Словом, местная дичь состоит из одного матерого, продувного зайца, чудом уцелевшего от тарасконских бранных потех и упорно не покидающего здешних мест. Этого зайца знают в Тарасконе решительно все. У него есть даже кличка. Его прозвали Быстроногий. Известно, что его нора находится в черте владений Бомпара, - кстати сказать, это обстоятельство вдвое и даже втрое подняло цену на его землю, - но убить зайца так никому и не удалось.

В настоящее время за ним все еще гоняются два-три безумца.

Остальные махнули рукой, и Быстроногий с давних пор был отнесен к числу местных суеверий, хотя по природе своей тарасконцы весьма мало суеверны и, когда представляется случай, едят даже рагу из ласточек.

- Да, но если дичь в Тарасконе - такая редкость, - скажете вы - чем же тогда тарасконские охотники занимаются по воскресеньям?

Чем занимаются?

Ах, боже мой! Они отправляются в поле, мили за две, за три от города. Объединяются человек по пять, по шесть, устраиваются поудобней под сенью колодезного сруба, старой стены или же оливкового дерева, достают из ягдташей порядочный кусок тушеной говядины, лук, колбасу, анчоусы - и начинается нескончаемый завтрак, запиваемый превосходным ронским вином, от которого хочется смеяться и петь.

Потом, как следует нагрузившись, они встают, подзывают собак, заряжают ружья и начинают охотиться. Это значит, что каждый из них берет свою фуражку, изо всех сил подбрасывает ее в воздух и бьет по ней влет дробью разного калибра - пятым, шестым, вторым номером, смотря по уговору.

Кому удалось попасть в цель чаще других, того провозглашают королем охоты, и вечером он, как триумфатор, под звуки рогов и лай собак возвращается в Тараскон, а на стволе его ружья красуется изрешеченная фуражка.

Вряд ли стоит говорить, что в городе идет бойкая торговля охотничьими фуражками. Иные шапочники в расчете на незадачливых охотников продают заранее продырявленные, изодранные фуражки, но, кроме аптекаря Безюке, их никто не покупает. Это же нечестно!

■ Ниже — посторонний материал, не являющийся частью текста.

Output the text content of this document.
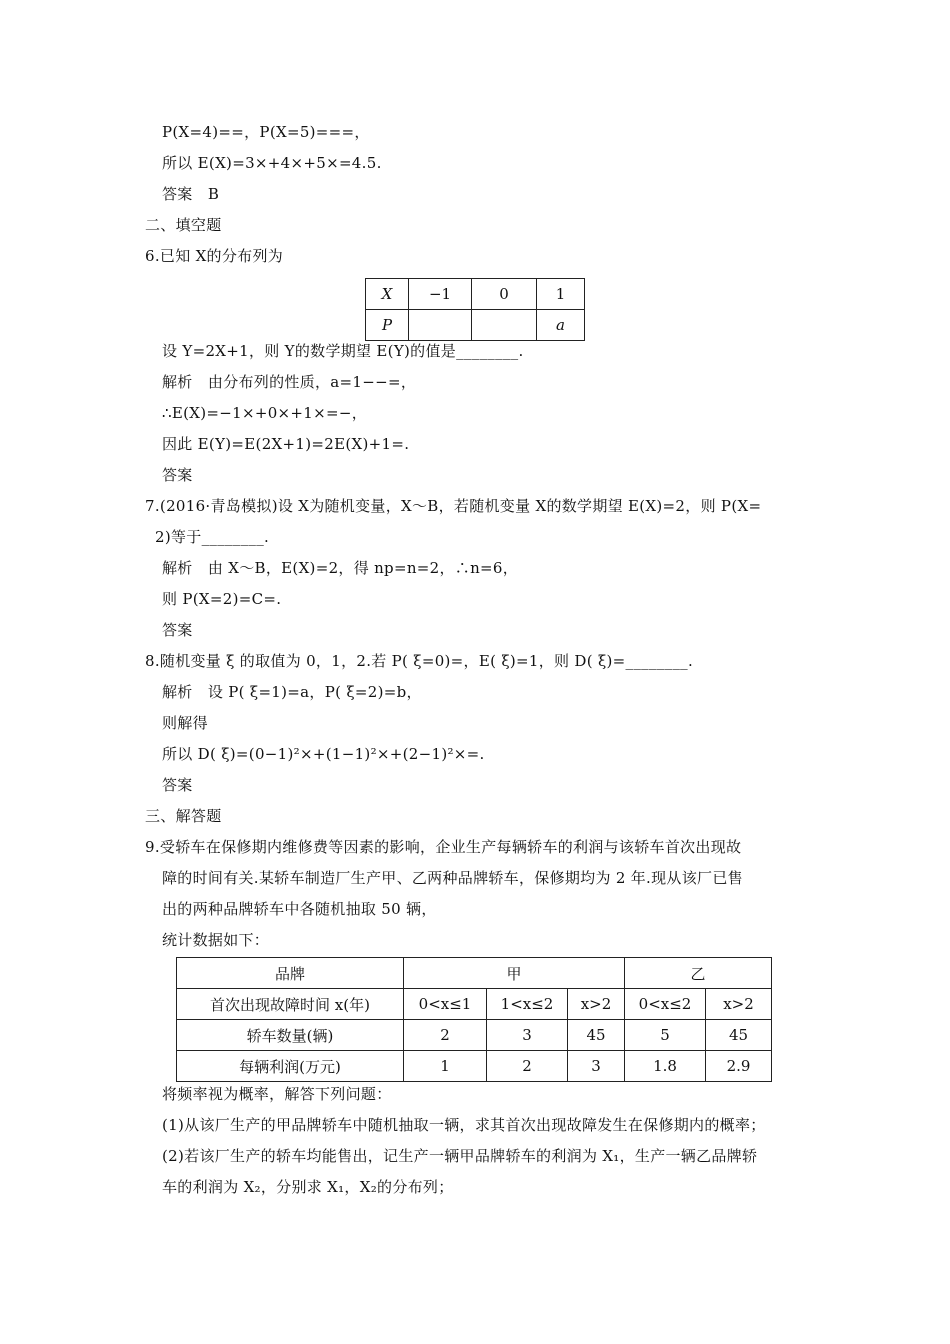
P(X=4)==，P(X=5)===，
所以 E(X)=3×+4×+5×=4.5.
答案　B
二、填空题
6.已知 X的分布列为
X	−1	0	1
P			a
设 Y=2X+1，则 Y的数学期望 E(Y)的值是________.
解析　由分布列的性质，a=1−−=，
∴E(X)=−1×+0×+1×=−，
因此 E(Y)=E(2X+1)=2E(X)+1=.
答案
7.(2016·青岛模拟)设 X为随机变量，X～B，若随机变量 X的数学期望 E(X)=2，则 P(X=
2)等于________.
解析　由 X～B，E(X)=2，得 np=n=2，∴n=6，
则 P(X=2)=C=.
答案
8.随机变量 ξ 的取值为 0，1，2.若 P( ξ=0)=，E( ξ)=1，则 D( ξ)=________.
解析　设 P( ξ=1)=a，P( ξ=2)=b，
则解得
所以 D( ξ)=(0−1)²×+(1−1)²×+(2−1)²×=.
答案
三、解答题
9.受轿车在保修期内维修费等因素的影响，企业生产每辆轿车的利润与该轿车首次出现故
障的时间有关.某轿车制造厂生产甲、乙两种品牌轿车，保修期均为 2 年.现从该厂已售
出的两种品牌轿车中各随机抽取 50 辆，
统计数据如下：
品牌	甲			乙	
首次出现故障时间 x(年)	0<x≤1	1<x≤2	x>2	0<x≤2	x>2
轿车数量(辆)	2	3	45	5	45
每辆利润(万元)	1	2	3	1.8	2.9
将频率视为概率，解答下列问题：
(1)从该厂生产的甲品牌轿车中随机抽取一辆，求其首次出现故障发生在保修期内的概率；
(2)若该厂生产的轿车均能售出，记生产一辆甲品牌轿车的利润为 X₁，生产一辆乙品牌轿
车的利润为 X₂，分别求 X₁，X₂的分布列；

Как охотник за фуражками Тартарен из Тараскона не имел себе равных. Каждое воскресное утро он отправлялся на охоту в новой фуражке и каждый воскресный вечер возвращался с фуражкой рваной. В домике с баобабом весь чердак был завален этими славными трофеями. Вот почему тарасконцы считали Тартарена своим предводителем, а так как он знал досконально охотничий устав и прочел научные труды и руководства по всем видам охоты, начиная с охоты за фуражками и кончая охотой на бирманского тигра, то его признавали за верховного охотничьего судью и во всех спорных случаях прибегали к его посредничеству.

Ежедневно, от трех до четырех, у оружейного мастера Костекальда можно было видеть важного толстяка с трубкой в зубах, восседавшего в зеленом кресле посреди магазина, который был битком набит охотниками за фуражками, охотники же стоя переругивались. Это творил суд Тартарен из Тараскона - Нимрод и Соломон в одном лице.